Este é um indicador que, desde logo, abala aquela que seria a explicação mais óbvia para as expectativas mais baixas dos alunos de origem africana: a condição socioeconómica das suas famílias. Uma estagnação ou uma subida mais lenta da percentagem de alunos deste grupo que chega ao superior poderia ser explicada com dados de contexto. Mas para uma queda faltam as justificações. "Sabemos que, nestes anos de crise, as universidades aumentaram os valores das propinas e as famílias tinham menos meios. É natural que tenha havido alguma retração em relação ao ensino superior. Mas no grupo dos alunos afrodescendentes essa retração é muito maior do que aquela que seria expectável", diz o investigador.
O dado mais inquietante vem da análise dos resultados dos alunos em função da condição socioeconómica e habilitações literárias dos pais. Não é apenas entre os mais desfavorecidos que este fosso de resultados e expectativas entre alunos negros e brancos é acentuado. Por exemplo, mesmo quando um aluno afrodescendente tem pais com empregos qualificados, que lhes garantem rendimentos de nível médio a elevado, as suas probabilidades de contabilizar com pelo menos uma retenção no currículo são de 41%. Praticamente o dobro do outro grupo em análise.
"A segregação ocorre"
Para Pedro Abrantes, a soma destes dados não deixa dúvidas. "A segregação ocorre.

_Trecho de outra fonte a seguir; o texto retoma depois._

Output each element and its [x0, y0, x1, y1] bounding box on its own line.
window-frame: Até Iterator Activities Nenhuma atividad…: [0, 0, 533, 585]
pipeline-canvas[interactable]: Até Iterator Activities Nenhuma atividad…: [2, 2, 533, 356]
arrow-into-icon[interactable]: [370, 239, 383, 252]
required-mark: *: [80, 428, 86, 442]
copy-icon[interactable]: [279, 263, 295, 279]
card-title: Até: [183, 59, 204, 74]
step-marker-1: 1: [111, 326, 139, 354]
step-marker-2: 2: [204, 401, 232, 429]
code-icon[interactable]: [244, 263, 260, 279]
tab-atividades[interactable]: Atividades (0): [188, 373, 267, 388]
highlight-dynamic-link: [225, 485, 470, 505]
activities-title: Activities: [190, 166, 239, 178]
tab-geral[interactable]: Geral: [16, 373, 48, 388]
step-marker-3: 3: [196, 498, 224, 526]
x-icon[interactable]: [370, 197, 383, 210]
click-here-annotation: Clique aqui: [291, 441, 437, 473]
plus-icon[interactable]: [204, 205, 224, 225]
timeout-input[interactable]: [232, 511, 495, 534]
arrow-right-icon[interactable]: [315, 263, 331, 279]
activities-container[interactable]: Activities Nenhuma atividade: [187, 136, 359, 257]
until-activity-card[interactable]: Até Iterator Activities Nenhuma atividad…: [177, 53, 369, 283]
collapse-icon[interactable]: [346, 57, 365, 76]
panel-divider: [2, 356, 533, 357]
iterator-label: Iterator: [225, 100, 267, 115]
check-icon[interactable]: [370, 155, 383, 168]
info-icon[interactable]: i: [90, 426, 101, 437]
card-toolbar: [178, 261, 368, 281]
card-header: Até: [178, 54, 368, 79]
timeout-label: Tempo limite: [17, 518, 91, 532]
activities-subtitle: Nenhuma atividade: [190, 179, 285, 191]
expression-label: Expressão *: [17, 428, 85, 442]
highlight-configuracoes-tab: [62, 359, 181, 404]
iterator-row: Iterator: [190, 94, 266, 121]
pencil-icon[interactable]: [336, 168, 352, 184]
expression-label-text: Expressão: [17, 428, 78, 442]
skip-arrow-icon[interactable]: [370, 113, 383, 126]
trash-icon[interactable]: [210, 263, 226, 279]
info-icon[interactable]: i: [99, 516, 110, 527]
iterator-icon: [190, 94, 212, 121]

Pode-se discutir se é de facto algo que é consciente ou se é uma consequência de vários mecanismos que não são muito conscientes, mas a verdade é que a segregação existe", considera.
Pedro Calado, Alto Comissário para as Migrações e Coordenador do Programa Escolhas (uma iniciativa do Conselho de Ministros que promove a inclusão dos grupos mais vulneráveis), admite que o estudo - por sinal apoiado pelo Alto Comissariado - "vem lançar novas pistas de reflexão face àquilo que haviam sido os estudos anteriores sobre a integração escolar dos descendentes de imigrantes em Portugal, nomeadamente por reforçar a possibilidade de existir algum tipo de orientação seletiva para alternativas educativas que se pode perfilar como segregadora".
"Este estudo lança, então, pistas que importa aprofundar para perceber se a estes fatores acresce alguma dimensão associada ao racismo, nomeadamente nos caminhos de acesso ao ensino superior".
Manuel António Pereira, presidente da Associação Nacional de Diretores Escolares, reage às conclusões com a mesma combinação de cautela e preocupação: "Sou contra qualquer tipo de discriminação na escola. As escolas, nomeadamente a escola pública, têm de fazer tudo o que está ao seu alcance para que os alunos, seja qual for a sua origem, não se sintam discriminados." E acrescenta, "se existem sinais encontrados nesse estudo, eles nunca são despicientes e devem ser interpretados e ouvidos com atenção".
Ainda assim, este diretor admite que "uma boa percentagem" dos alunos que contribuem para as estatísticas do estudo frequentem "escolas suburbanas, onde a realidade social, económica e política é diferente do resto do país".
Há vários fatores que podem ajudar a enquadrar os resultados do estudo. Mesmo o autor admite que, por exemplo em relação ao ensino superior, "pode haver algum impacto de uma menor procura por alunos dos países de língua portuguesa", ainda que esclareça que "esse impacto não chega de forma alguma" para explicar os números.
Refira-se que o número total de nacionais de países africanos de língua oficial portuguesa nos ensinos básico e secundário é de 18255.
Segundo os investigadores "no caso do secundário, 6451 alunos estão nos cursos profissionais e apenas 1533 nos cursos gerais".
Pedro Abrantes explicou (...) que "uma parte da análise foi baseada neste universo. Noutra parte da análise procurámos integrar também aqueles que já nasceram em Portugal, mas cujos pais são africanos. Nesse caso, o universo é bastante maior (cerca do dobro), mas aí não temos um número exato, pois o Ministério da Educação não recolhe informação sobre a nacionalidade e naturalidade dos pais no universo do sistema educativo e, portanto, trabalhamos com amostras".